L’éventail des mesures pouvant être ordonnées est étendu : ordonner l’audition d’un témoin [2], désigner des conseillers rapporteurs afin de mettre l’affaire en état d’être jugée, réunir les éléments d’information nécessaires au Conseil de prud’hommes, se déplacer dans l’entreprise, auditionner des salariés [3], ou encore désigner un technicien avec une mission d’assistance [4] ou d’expertise [5].

Ces dispositions légales permettent d’ordonner la production de pièces ad litem à la demande du salarié le plus souvent [6].

Toutefois, le législateur a posé un garde-fou en prévenant que la mesure d’instruction ne peut être ordonnée aux seules fins de de suppléer la carence de la partie dans l’administration de la preuve [7].

Ainsi, les conseillers prud’homaux réunis en Bureau de Conciliation ont-ils refusé de faire droit à la demande d’un salarié qui s’estimait victime d’une discrimination syndicale et avait sollicité la délivrance d’un nombre important de documents de l’employeur pour se ménager une preuve écrite sans pour autant apporter le moindre élément de fait pour appuyer sa suspicion [8].
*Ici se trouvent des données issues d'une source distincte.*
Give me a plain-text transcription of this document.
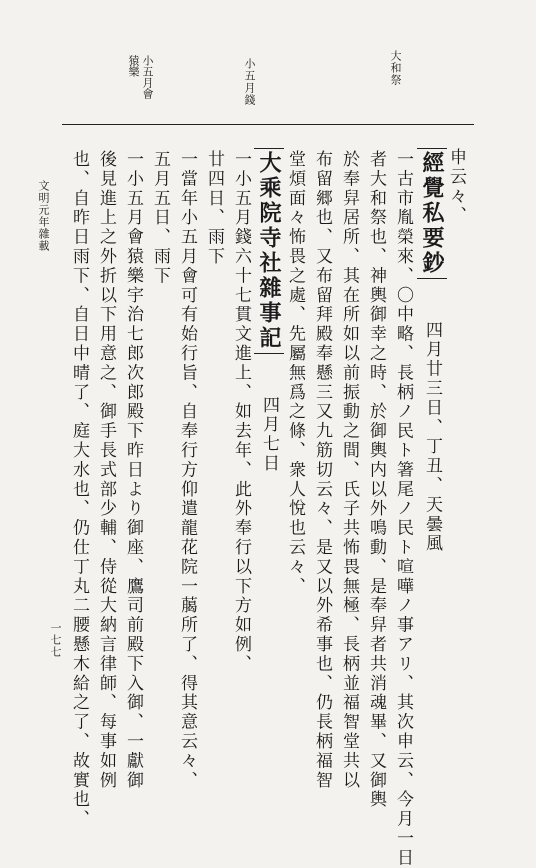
大和祭
小五月錢
小五月會
猿樂
申云々、
經覺私要鈔 　四月廿三日、丁丑、天曇風
一古市胤榮來、〇中略、長柄ノ民ト箸尾ノ民ト喧嘩ノ事アリ、其次申云、今月一日
者大和祭也、神輿御幸之時、於御輿内以外鳴動、是奉舁者共消魂畢、又御輿
於奉舁居所、其在所如以前振動之間、氏子共怖畏無極、長柄並福智堂共以
布留郷也、又布留拜殿奉懸三又九筋切云々、是又以外希事也、仍長柄福智
堂煩面々怖畏之處、先屬無爲之條、衆人悅也云々、
大乘院寺社雜事記 　四月七日
一小五月錢六十七貫文進上、如去年、此外奉行以下方如例、
廿四日、雨下
一當年小五月會可有始行旨、自奉行方仰遣龍花院一﨟所了、得其意云々、
五月五日、雨下
一小五月會猿樂宇治七郎次郎殿下昨日より御座、鷹司前殿下入御、一獻御
後見進上之外折以下用意之、御手長式部少輔、侍從大納言律師、每事如例
也、自昨日雨下、自日中晴了、庭大水也、仍仕丁丸二腰懸木給之了、故實也、
文明元年雜載
一七七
En matière de discrimination, peut-être plus encore que dans tout autre type de contentieux prud’homal, la preuve est ardue… mais pas impossible et surtout souhaitable.

Les enjeux dépassent l’intérêt indemnitaire de la victime et doivent s’inscrire dans une politique globale de lutte contre ce type de pratiques qui n’ont pas leur place dans une société à visée égalitaire.

C’est d’ailleurs la raison pour laquelle les discriminations sont si sévèrement sanctionnées tant au civil (prescription longue de 5 ans à compter de la révélation de la discrimination) qu’au pénal (peine encourue de 3 ans d’emprisonnement et 45 000 euros d’amende pour une personne physique, 225 000 euros et des peines complémentaires telles que l’exclusion des marchés publics pour les personnes morales).

Notes :

[1Articles L1235-1 et R. 1454-14 du Code du travail.

[2Article 143 du Code de procédure civile.

[3Article L1454-1 al. 1er et R1454-1 du Code du travail.

[4Article 181 du Code de procédure civile.

[5Article 215 du Code de procédure civile.

[6Cass. soc. 25 octobre 2011 n°10-24.397.

[7Article 146, al. 2 du Code de procédure civile.

[8Conseil de prud’hommes d’Hazebrouck, Section Industrie, 30 septembre 2013, n° F 13/00038.